Karachi: In a notable financial update, VIS Credit Rating Company Limited (VIS) has raised the credit ratings of Interloop Limited (ILP) from 'A+/A-1' to 'AA-/A-1', signaling a robust improvement in the company's financial and operational stability. This upgrade reflects a strong credit quality with a stable outlook, acknowledging ILP's enhanced capacity for meeting both long-term commitments and short-term obligations.
According to VIS Credit Rating Company Limited, the upgraded long-term rating of 'AA-' illustrates high credit quality with strong protection factors, albeit with modest risk that could fluctuate due to economic conditions. The short-term rating of 'A-1' points to a strong likelihood of timely repayment of financial obligations, bolstered by excellent liquidity factors. This reassessment follows a previous rating action announced on May 10, 2023.

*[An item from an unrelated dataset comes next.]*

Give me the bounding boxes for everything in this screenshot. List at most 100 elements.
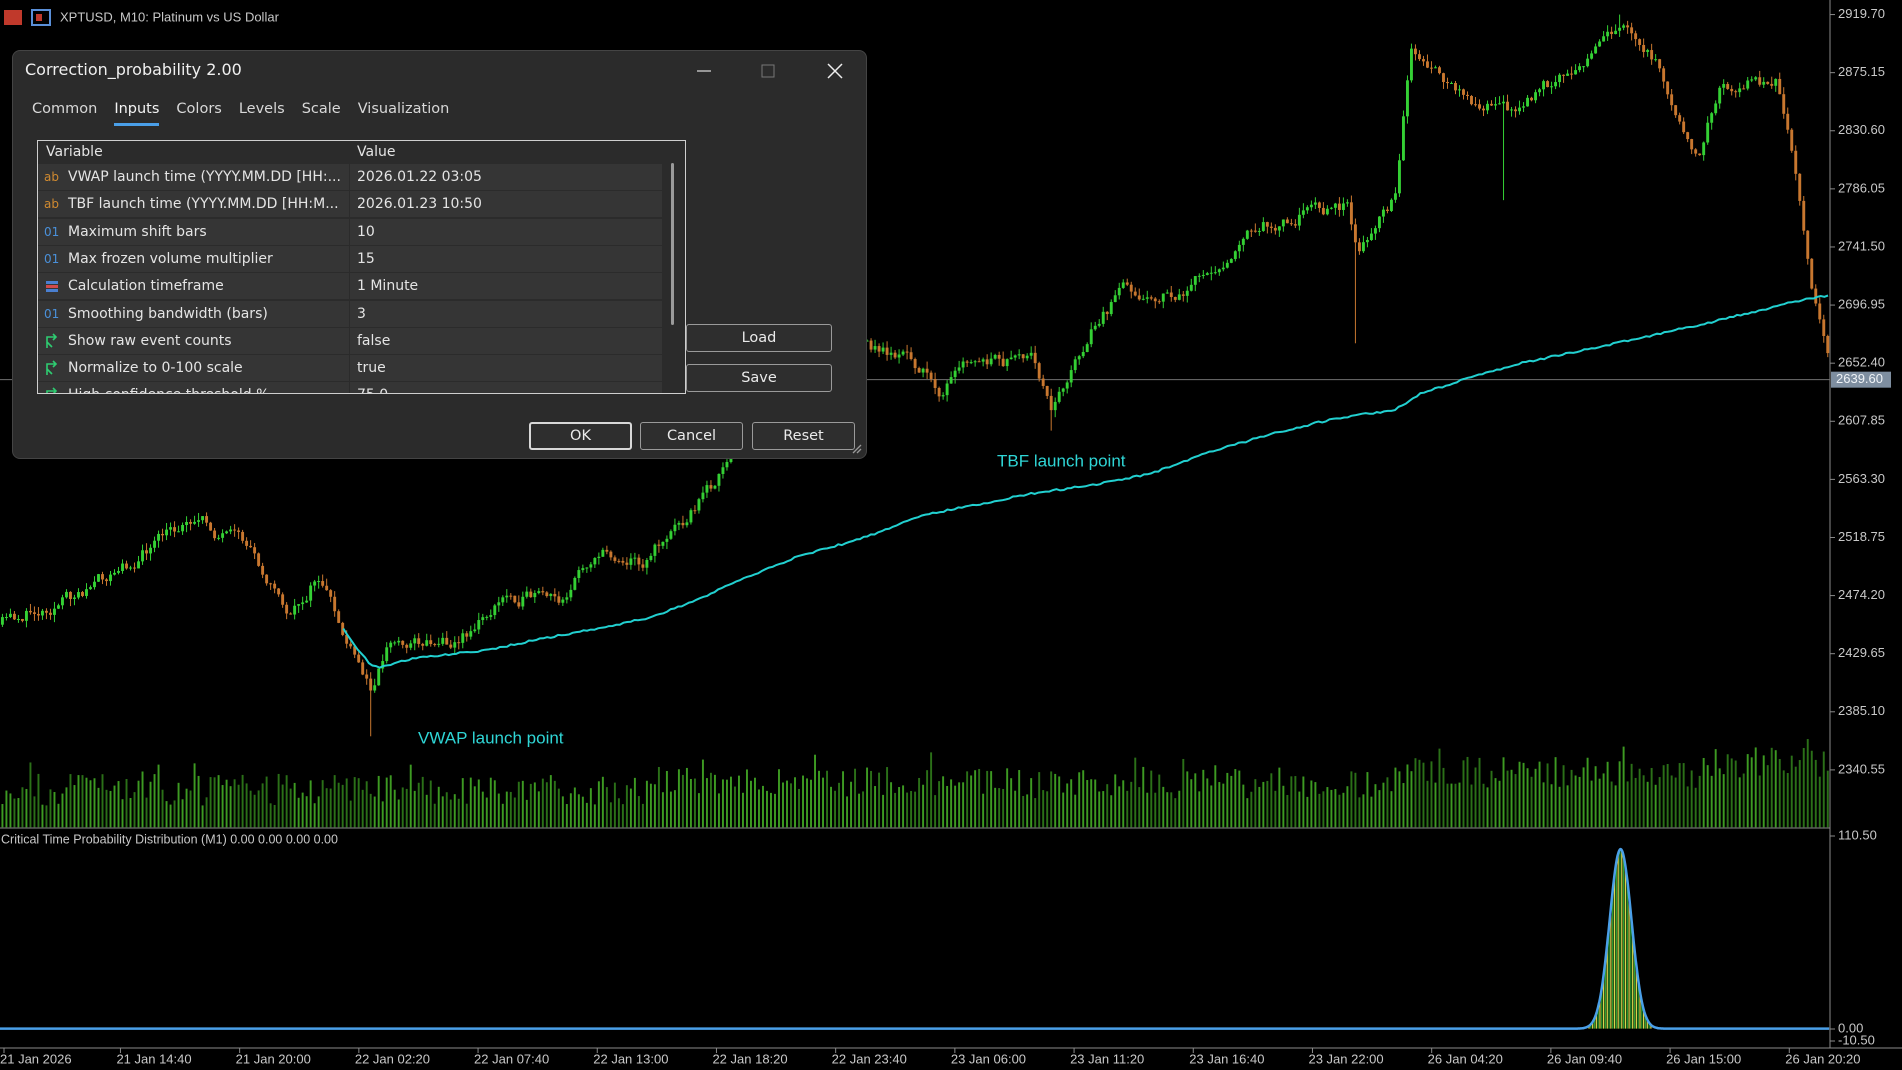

Interloop Limited, a key player in the textile sector on the Pakistan Stock Exchange, is recognized for its extensive operations that span across Hosiery, Denim, Knitted Apparel, and Seamless Activewear. Catering to a global clientele including major brands and retailers, ILP has established a significant market presence in several key regions including the Netherlands, China, Japan, the USA, and Sri Lanka, and employs over 35,000 individuals.
The assigned ratings reflect the inherent risks within the textile industry, characterized by economic cyclicality and intense competition. These factors include susceptibility to demand shifts influenced by broader economic trends, exposure to global market fluctuations, geopolitical challenges, and liquidity issues related to the delay in sales tax refunds. Additionally, dependencies on local cotton production and imported raw materials expose the sector to significant currency exchange risks.
The rating upgrade also considers ILP's strategic initiatives, including capacity expansions in the apparel segment approved by the board and diversification efforts aimed at broadening the revenue base. In FY23, ILP achieved a landmark by crossing the Rs. 100 billion sales threshold, recording revenues of Rs. 119.2 billion—a 31% growth over the previous year. This financial growth was accompanied by improvements in both gross and net profit margins.
Financially, ILP has strengthened its equity base to Rs. 43.8 billion, supported by robust internal cash flows. Despite an increase in total debt to Rs. 59.6 billion, the company showed marginal improvements in gearing and leverage ratios. Additionally, the Debt Service Coverage Ratio (DSCR) remained healthy above 4.5x in FY23, reflecting an adequate liquidity profile.